La surchauffe qui mène au burn out s’installe souvent lentement, de façon insidieuse, au début toujours pour de bonnes raisons : l’exceptionnel devient occasionnel puis habituel. La température monte tranquillement et vous vous retrouvez cuit sans même vous en rendre compte. Une autre métaphore : les torons du câble qui commande le manche de votre coucou claquent les uns après les autres, discrètement, tranquillement. Puis, sur une manœuvre apparemment anodine le dernier toron lâche brutalement, vous partez en vrille et à la surprise générale, la vôtre en premier, vous vous crashez.
Les survivants ont toujours la même réaction : la stupeur de la puissance du choc, la surprise que cela ait pu leur arriver, se croyant à l’abris de ce genre de « faiblesse » et un sentiment diffus que leur esprit et leur corps les avaient prévenus. D’où l’importance de s’écouter, ce qui n’est pas toujours ce qui nous a été inculqué.
Vous en avez besoin pour faire un diagnostic lucide et précis de la situation, de ses causes et de ses conséquences. Il s’agit d’abord de sortir du flou, de la confusion qui mènent au doute, à la perte de confiance et au découragement. Puis l’idée est de construire une démarche technique cohérente et structurée pour vous protéger de fonctionnements internes toxiques et pour adopter progressivement des comportements sains et pertinents.
La démarche est plus efficace lorsque cette dernière s’implique. Il s’agit de l’accompagner à optimiser son fonctionnement afin d’apporter sa contribution à l’amélioration de la coopération avec son collaborateur, ce qui profite à tous.

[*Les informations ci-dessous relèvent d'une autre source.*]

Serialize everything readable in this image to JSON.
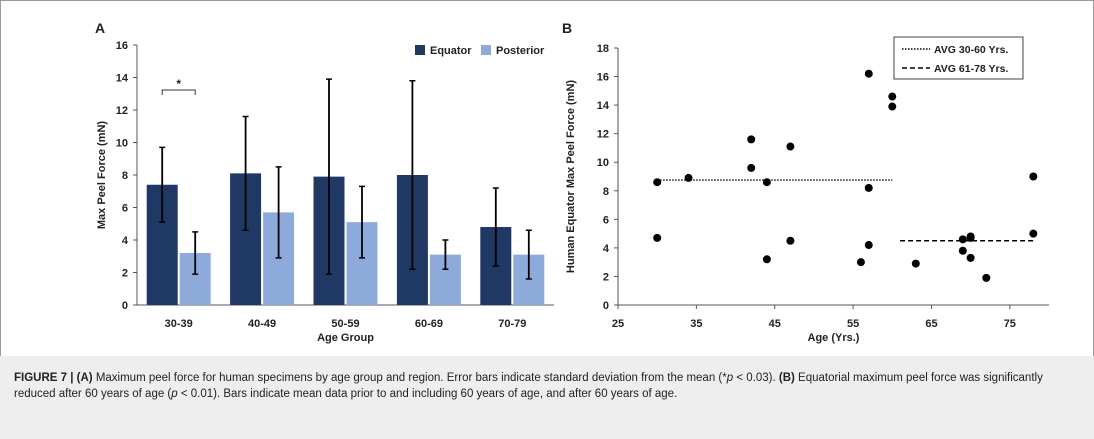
{
  "chart_data": [
    {
      "type": "bar",
      "panel_label": "A",
      "categories": [
        "30-39",
        "40-49",
        "50-59",
        "60-69",
        "70-79"
      ],
      "series": [
        {
          "name": "Equator",
          "color": "#1f3864",
          "values": [
            7.4,
            8.1,
            7.9,
            8.0,
            4.8
          ],
          "errors": [
            2.3,
            3.5,
            6.0,
            5.8,
            2.4
          ]
        },
        {
          "name": "Posterior",
          "color": "#8eaadb",
          "values": [
            3.2,
            5.7,
            5.1,
            3.1,
            3.1
          ],
          "errors": [
            1.3,
            2.8,
            2.2,
            0.9,
            1.5
          ]
        }
      ],
      "xlabel": "Age Group",
      "ylabel": "Max Peel Force (mN)",
      "ylim": [
        0,
        16
      ],
      "yticks": [
        "0",
        "2",
        "4",
        "6",
        "8",
        "10",
        "12",
        "14",
        "16"
      ],
      "annotation": "*",
      "legend_placement": "top-right",
      "grid": false
    },
    {
      "type": "scatter",
      "panel_label": "B",
      "points": [
        [
          30,
          8.6
        ],
        [
          30,
          4.7
        ],
        [
          34,
          8.9
        ],
        [
          42,
          11.6
        ],
        [
          42,
          9.6
        ],
        [
          44,
          8.6
        ],
        [
          44,
          3.2
        ],
        [
          47,
          11.1
        ],
        [
          47,
          4.5
        ],
        [
          56,
          3.0
        ],
        [
          57,
          16.2
        ],
        [
          57,
          8.2
        ],
        [
          57,
          4.2
        ],
        [
          60,
          14.6
        ],
        [
          60,
          13.9
        ],
        [
          63,
          2.9
        ],
        [
          69,
          4.6
        ],
        [
          69,
          3.8
        ],
        [
          70,
          4.8
        ],
        [
          70,
          4.7
        ],
        [
          70,
          3.3
        ],
        [
          72,
          1.9
        ],
        [
          78,
          9.0
        ],
        [
          78,
          5.0
        ]
      ],
      "averages": [
        {
          "name": "AVG 30-60 Yrs.",
          "x_range": [
            30,
            60
          ],
          "y": 8.75,
          "style": "dotted"
        },
        {
          "name": "AVG 61-78 Yrs.",
          "x_range": [
            61,
            78
          ],
          "y": 4.5,
          "style": "dashed"
        }
      ],
      "xlabel": "Age (Yrs.)",
      "ylabel": "Human Equator Max Peel Force (mN)",
      "xlim": [
        25,
        80
      ],
      "ylim": [
        0,
        18
      ],
      "xticks": [
        "25",
        "35",
        "45",
        "55",
        "65",
        "75"
      ],
      "yticks": [
        "0",
        "2",
        "4",
        "6",
        "8",
        "10",
        "12",
        "14",
        "16",
        "18"
      ],
      "legend_placement": "top-right",
      "grid": false
    }
  ],
  "caption": {
    "label": "FIGURE 7 |",
    "a_label": "(A)",
    "a_text_1": " Maximum peel force for human specimens by age group and region. Error bars indicate standard deviation from the mean (*",
    "p1": "p",
    "a_text_2": " < 0.03). ",
    "b_label": "(B)",
    "b_text_1": " Equatorial maximum peel force was significantly reduced after 60 years of age (",
    "p2": "p",
    "b_text_2": " < 0.01). Bars indicate mean data prior to and including 60 years of age, and after 60 years of age."
  }
}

L’étape suivante consiste à travailler ensemble avec le collaborateur et son supérieur hiérarchique pour les accompagner à développer et à fixer ensemble de bonnes pratiques de coopération au quotidien.
C’est comme pour le Tango : il est important que chacun perfectionne sa technique, il est également utile qu’ils travaillent ensemble la fluidité et l’harmonie.
J’ai vu des personnes et des équipes victimes « d’accidents de coopération » avec des collaborateurs sévèrement affectés, qui ont su transformer une sortie de route en opportunité pour consolider leur fonctionnement individuel et collectif et qui sont sortis grandis de cette épreuve.
Deux dernières suggestions : ne confondez pas l’important et l’essentiel et prenez le plus grand soin de vous, car, comme le disait l’autre « vous le valez bien ».